Jul 27, 2006 23:14
OI! I have been trying to get into things here, i swear i have... but i always come up with excuses. I am not as happy here as I try to project. This city is huge, (just made 1 million population), but it's lacking something that Victoria has... a certain feel or spirit... I don't know what it is. I chalk it up to the lack of friends here. I love Kat, she's here... but it's not the same. I miss you guys. I miss UVic...
But, confession time... that city makes me feel sad. Apart from my friends of course. It was time to move on, I suppose. Turn over a new leaf? Spread my wings? Whatever you want to call it.
Work is frusterating. I work too much. Overtime every day. And no sleep at night. I worry and fret and feel down. It's kinda lonely here. Being a receptionist for a dent company is not my future career, whether I be good at it or not. My brain is already feeling neglected.... it wants to study more. *gasp* I know. I said it. There it is.
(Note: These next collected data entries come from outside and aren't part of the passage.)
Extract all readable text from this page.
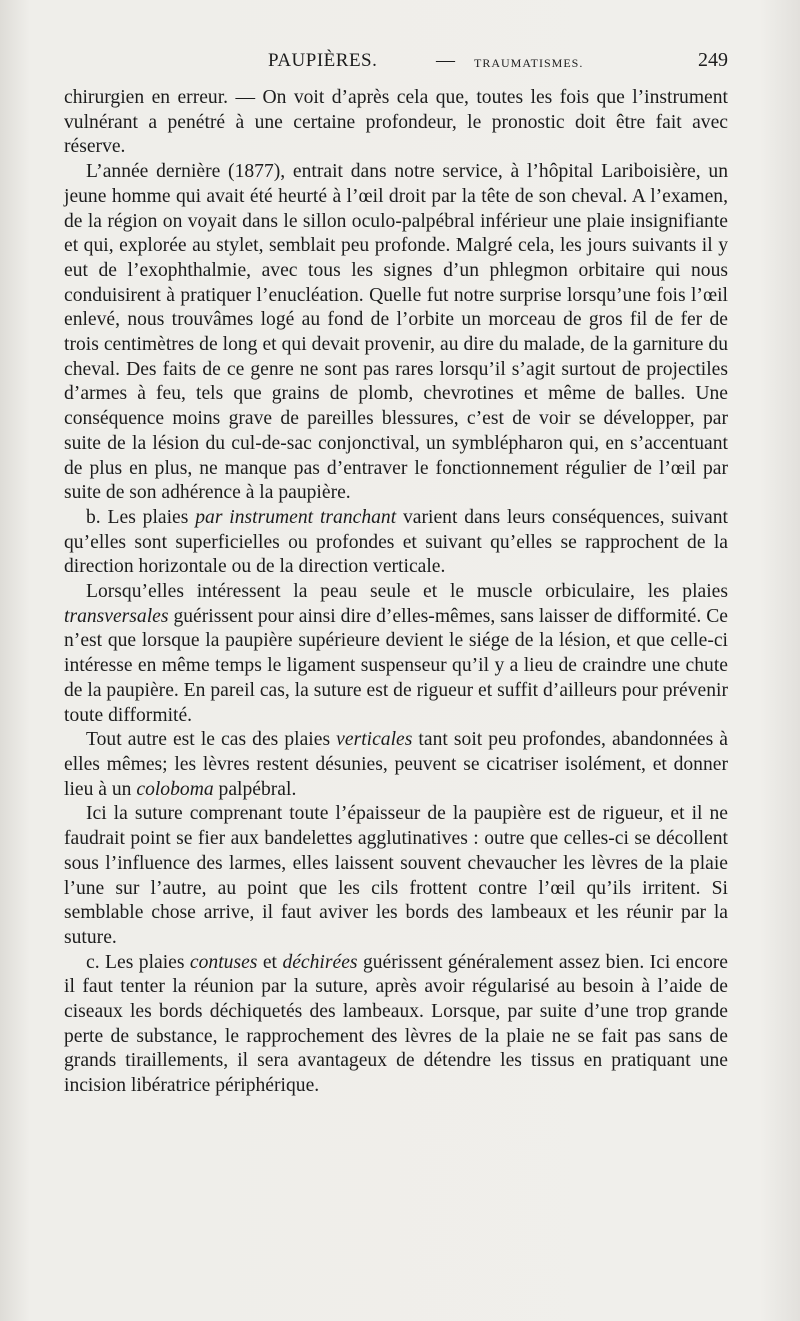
PAUPIÈRES.	— TRAUMATISMES.	249

chirurgien en erreur. — On voit d’après cela que, toutes les fois que l’instrument vulnérant a penétré à une certaine profondeur, le pronostic doit être fait avec réserve.

L’année dernière (1877), entrait dans notre service, à l’hôpital Lariboisière, un jeune homme qui avait été heurté à l’œil droit par la tête de son cheval. A l’examen, de la région on voyait dans le sillon oculo-palpébral inférieur une plaie insignifiante et qui, explorée au stylet, semblait peu profonde. Malgré cela, les jours suivants il y eut de l’exophthalmie, avec tous les signes d’un phlegmon orbitaire qui nous conduisirent à pratiquer l’enucléation. Quelle fut notre surprise lorsqu’une fois l’œil enlevé, nous trouvâmes logé au fond de l’orbite un morceau de gros fil de fer de trois centimètres de long et qui devait provenir, au dire du malade, de la garniture du cheval. Des faits de ce genre ne sont pas rares lorsqu’il s’agit surtout de projectiles d’armes à feu, tels que grains de plomb, chevrotines et même de balles. Une conséquence moins grave de pareilles blessures, c’est de voir se développer, par suite de la lésion du cul-de-sac conjonctival, un symblépharon qui, en s’accentuant de plus en plus, ne manque pas d’entraver le fonctionnement régulier de l’œil par suite de son adhérence à la paupière.

b. Les plaies par instrument tranchant varient dans leurs conséquences, suivant qu’elles sont superficielles ou profondes et suivant qu’elles se rapprochent de la direction horizontale ou de la direction verticale.

Lorsqu’elles intéressent la peau seule et le muscle orbiculaire, les plaies transversales guérissent pour ainsi dire d’elles-mêmes, sans laisser de difformité. Ce n’est que lorsque la paupière supérieure devient le siége de la lésion, et que celle-ci intéresse en même temps le ligament suspenseur qu’il y a lieu de craindre une chute de la paupière. En pareil cas, la suture est de rigueur et suffit d’ailleurs pour prévenir toute difformité.

Tout autre est le cas des plaies verticales tant soit peu profondes, abandonnées à elles mêmes; les lèvres restent désunies, peuvent se cicatriser isolément, et donner lieu à un coloboma palpébral.

Ici la suture comprenant toute l’épaisseur de la paupière est de rigueur, et il ne faudrait point se fier aux bandelettes agglutinatives : outre que celles-ci se décollent sous l’influence des larmes, elles laissent souvent chevaucher les lèvres de la plaie l’une sur l’autre, au point que les cils frottent contre l’œil qu’ils irritent. Si semblable chose arrive, il faut aviver les bords des lambeaux et les réunir par la suture.

c. Les plaies contuses et déchirées guérissent généralement assez bien. Ici encore il faut tenter la réunion par la suture, après avoir régularisé au besoin à l’aide de ciseaux les bords déchiquetés des lambeaux. Lorsque, par suite d’une trop grande perte de substance, le rapprochement des lèvres de la plaie ne se fait pas sans de grands tiraillements, il sera avantageux de détendre les tissus en pratiquant une incision libératrice périphérique.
On other news I bought my ticket for victoria only to realise that the return flight is for the first tuesday in SEPTEMBER and not for the 8th of August!!! What am I supposed to do? Has anybody had to change a flight before? Are they going to charge me up the yin yang? How did this happen in the first place? I really MUST be working way to hard.
fuck.. please don't make me pay more money. I already have to pay for the airporter just to get into town because nobody seems able to pick me up. *grrr*.
I am going to van on the 5th for my cousin's wedding. Hence stopping in at vic to make it all worth the ticket back... I want to go shopping for a new dress but because of all the overtime i seem to keep running out of time and energy to get it done.
Whine complain moan groan. I need a hug.